New South Wales and Queensland reimburse electoral expenditure on a sliding scale, Victoria, WA and the ACT have an indexed amount, and New South Wales also provides policy development support and administrative support that can be up to $2 million per party. In further reforms in New South Wales, now only individuals on the New South Wales' electoral roll can make political donations, and a number of jurisdictions—New South Wales, Queensland, WA, the ACT and the Northern Territory—all have strict rules on disclosing donations to political parties.

That leaves South Australia, Victoria and Tasmania in the shade, and I would say that South Australia has the least transparent system of all for political donations. The laws in our state are well behind best practice and even well behind changes that have been made in other states. Nationally, we stand out for the laxity of our rules on election donations, and this is a chance, I believe, with the opposition supporting the move, for the South Australian Labor government to be proactive.

The membership of the Labor Party through its convention recently has spoken.
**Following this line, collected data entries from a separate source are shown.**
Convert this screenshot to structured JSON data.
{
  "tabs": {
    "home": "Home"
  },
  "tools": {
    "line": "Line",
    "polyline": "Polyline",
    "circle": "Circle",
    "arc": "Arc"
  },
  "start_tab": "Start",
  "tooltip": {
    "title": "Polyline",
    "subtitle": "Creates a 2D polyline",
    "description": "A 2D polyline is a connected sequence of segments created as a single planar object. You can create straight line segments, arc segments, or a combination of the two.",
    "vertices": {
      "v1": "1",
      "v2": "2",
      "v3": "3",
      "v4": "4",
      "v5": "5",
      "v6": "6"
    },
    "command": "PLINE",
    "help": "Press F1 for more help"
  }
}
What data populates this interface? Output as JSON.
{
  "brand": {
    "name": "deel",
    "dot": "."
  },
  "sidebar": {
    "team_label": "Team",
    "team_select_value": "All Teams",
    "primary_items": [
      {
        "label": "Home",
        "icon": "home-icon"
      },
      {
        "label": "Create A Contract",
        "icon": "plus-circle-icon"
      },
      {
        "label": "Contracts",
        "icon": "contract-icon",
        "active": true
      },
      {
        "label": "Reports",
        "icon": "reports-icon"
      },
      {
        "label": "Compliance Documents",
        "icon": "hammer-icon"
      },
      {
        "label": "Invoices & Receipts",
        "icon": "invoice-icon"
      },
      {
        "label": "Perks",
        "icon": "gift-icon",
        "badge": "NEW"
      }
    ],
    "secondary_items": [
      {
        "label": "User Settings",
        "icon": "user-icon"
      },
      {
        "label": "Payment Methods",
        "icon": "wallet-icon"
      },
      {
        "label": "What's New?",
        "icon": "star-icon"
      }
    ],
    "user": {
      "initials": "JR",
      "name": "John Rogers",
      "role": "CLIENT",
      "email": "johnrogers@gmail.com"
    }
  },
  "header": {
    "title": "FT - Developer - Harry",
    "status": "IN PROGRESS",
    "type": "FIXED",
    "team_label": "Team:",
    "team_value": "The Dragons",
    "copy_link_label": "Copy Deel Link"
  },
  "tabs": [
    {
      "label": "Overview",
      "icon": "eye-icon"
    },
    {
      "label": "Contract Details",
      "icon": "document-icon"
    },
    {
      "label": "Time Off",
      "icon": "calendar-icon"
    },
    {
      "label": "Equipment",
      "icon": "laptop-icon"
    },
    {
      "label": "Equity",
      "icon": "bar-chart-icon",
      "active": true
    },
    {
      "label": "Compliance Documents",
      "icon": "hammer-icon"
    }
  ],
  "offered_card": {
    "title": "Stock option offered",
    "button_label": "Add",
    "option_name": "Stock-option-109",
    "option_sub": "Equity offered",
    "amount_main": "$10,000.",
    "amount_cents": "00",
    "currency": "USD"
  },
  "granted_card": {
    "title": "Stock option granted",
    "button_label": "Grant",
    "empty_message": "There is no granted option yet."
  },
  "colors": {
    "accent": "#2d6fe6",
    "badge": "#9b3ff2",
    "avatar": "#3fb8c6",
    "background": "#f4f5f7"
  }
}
As I have said, you have the opposition on side, you have the Greens on side and I have no doubt that, when this matter does come up eventually for a vote, we will find that other members of the crossbench are on side as well. The Greens believe that postponing a decision on this important reform is leaving our state open to corruption. I would therefore call on all members to support this motion which asks the government to get on with reform.

The planets are aligned. We have all the key players on board, including the rank and file of the ALP, and I think that now is the time to do it. If we were to legislate promptly, we could have the new rules in place by the 2014 state election and our democracy in this state would be the better for it. I commend the motion to the house.

Debate adjourned on motion of Hon. T.J. Stephens.